Когда прочёл Стах витиеватые письмена на хрусткой и весьма помятой бумаге – долго сидел неподвижно, в неё вперившись и боясь шелохнуться: а ну, развеется видение! Затем, силы подсобрав, медленно повторил во всеуслышание:

«Дражайший зять наш Стахий Трофимыч Гназд! Должны довести до вашего сведения тяжёлое и сокрушившее несчастное наше семейство происшествие, отчего ныне пребываем в слезах и печалях, ибо в день десятый месяца февраля единокровная наша дщерь почила в бозе, отойдя в мир иной. Просим со всею открытостью и почтением, любезный зять, поспеши проститься с усопшей, ибо бренное тело держим на холоду в ожидании твоего приезда, и, ежели не сможешь прибыть, будем в горькой тоске, которая и так снедает нас до того, что усугубляться некуда.Пред лицом великой скорби да забудутся былые распри, и единственно хотелось бы заключить тебя, бесценный зять, в родственные объятия и пожелать благополучия и здоровья, на том да пребудет с тобой всемогущий Господь.

Писано в день десятый месяца под вечер в пятом часу писарем села Гущина со слов преданного твоего тестя Дормедонта, сына Пафнутьева, и заверено его печатью».

Евлалия бессильно сползла на лавку.

Харитон только усмехнулся:

– Да.
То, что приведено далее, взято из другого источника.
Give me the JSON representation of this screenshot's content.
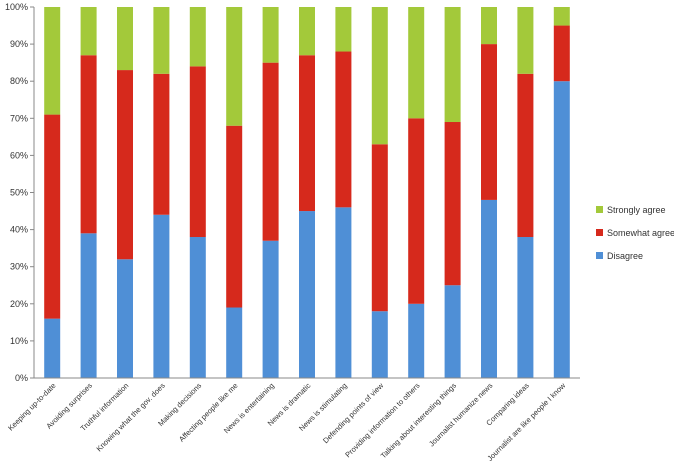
{
  "chart_data": {
    "type": "bar",
    "stacked": true,
    "percent": true,
    "categories": [
      "Keeping up-to-date",
      "Avoiding surprises",
      "Truthful information",
      "Knowing what the gov. does",
      "Making decisions",
      "Affecting people like me",
      "News is entertaining",
      "News is dramatic",
      "News is stimulating",
      "Defending points of view",
      "Providing information to others",
      "Talking about interesting things",
      "Journalist humanize news",
      "Comparing ideas",
      "Journalist are like people I know"
    ],
    "series": [
      {
        "name": "Disagree",
        "color": "#4f8fd6",
        "values": [
          16,
          39,
          32,
          44,
          38,
          19,
          37,
          45,
          46,
          18,
          20,
          25,
          48,
          38,
          80
        ]
      },
      {
        "name": "Somewhat agree",
        "color": "#d6291c",
        "values": [
          55,
          48,
          51,
          38,
          46,
          49,
          48,
          42,
          42,
          45,
          50,
          44,
          42,
          44,
          15
        ]
      },
      {
        "name": "Strongly agree",
        "color": "#a3c93a",
        "values": [
          29,
          13,
          17,
          18,
          16,
          32,
          15,
          13,
          12,
          37,
          30,
          31,
          10,
          18,
          5
        ]
      }
    ],
    "y_ticks": [
      "0%",
      "10%",
      "20%",
      "30%",
      "40%",
      "50%",
      "60%",
      "70%",
      "80%",
      "90%",
      "100%"
    ],
    "ylim": [
      0,
      100
    ],
    "grid": false,
    "legend_position": "right",
    "legend_order": [
      "Strongly agree",
      "Somewhat agree",
      "Disagree"
    ]
  }
}
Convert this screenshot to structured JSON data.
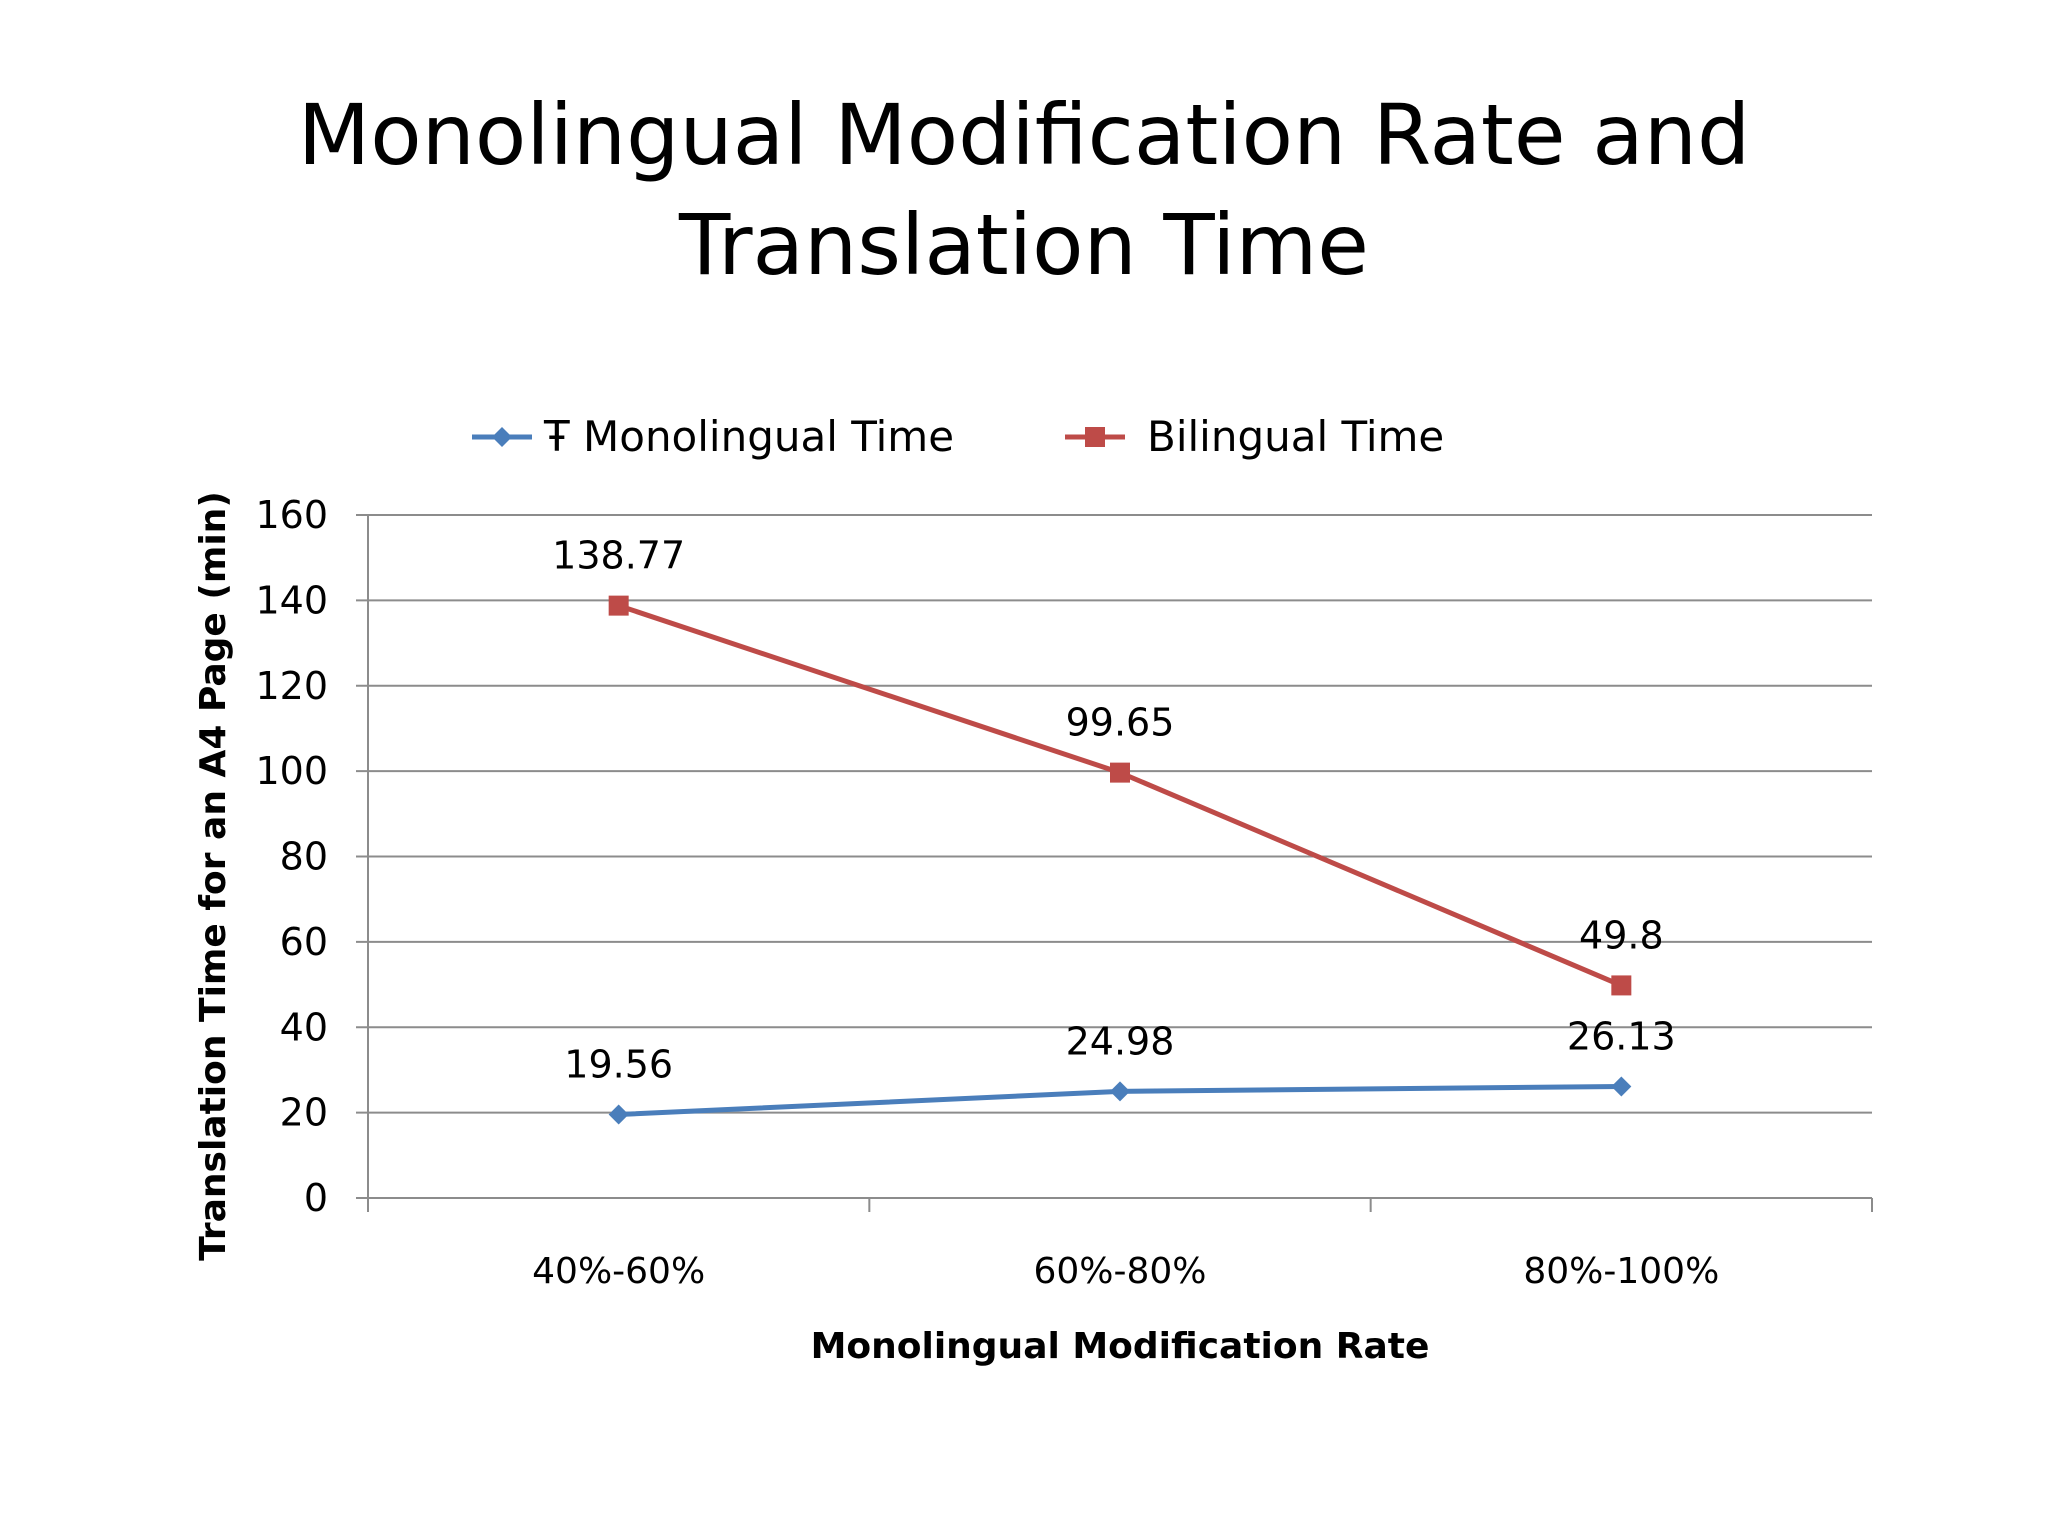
{
  "slide": {
    "title": "Monolingual Modification Rate and Translation Time"
  },
  "chart_data": {
    "type": "line",
    "title": "Monolingual Modification Rate and Translation Time",
    "xlabel": "Monolingual Modification Rate",
    "ylabel": "Translation Time for an A4 Page (min)",
    "categories": [
      "40%-60%",
      "60%-80%",
      "80%-100%"
    ],
    "ylim": [
      0,
      160
    ],
    "yticks": [
      0,
      20,
      40,
      60,
      80,
      100,
      120,
      140,
      160
    ],
    "grid": true,
    "legend_position": "top",
    "series": [
      {
        "name": "Monolingual Time",
        "legend_label": "Ŧ Monolingual Time",
        "color": "#4a7ebb",
        "marker": "diamond",
        "values": [
          19.56,
          24.98,
          26.13
        ],
        "labels": [
          "19.56",
          "24.98",
          "26.13"
        ]
      },
      {
        "name": "Bilingual Time",
        "legend_label": "Bilingual Time",
        "color": "#be4b48",
        "marker": "square",
        "values": [
          138.77,
          99.65,
          49.8
        ],
        "labels": [
          "138.77",
          "99.65",
          "49.8"
        ]
      }
    ]
  }
}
Именно это парнишка и передал.

– Так ты знал, разбойник, и молчал! – вскричал Стах и ударил его в плечо.

– Ты погоди радоваться-то, - урезонил дружка Харт. – Какая дщерь-то, не сказано. Чудно́. Почему бы Дормедонту сразу не уточнить, мол, супруга твоя верная? Или хотя бы сестра меньшая?

Верно. Столь блистает порой оперение птицы-надежды, что застит взор. Тенёт не замечаешь.

– Чудно́-то, чудно, – нервно затеребил макушку Стах, и невзначай вцепился в клок волос, словно в разноцветный сверкающий хвост, ибо не хочется отпускать её, птицу. – Да что возьмёшь с сокрушённого родителя? Позабыл…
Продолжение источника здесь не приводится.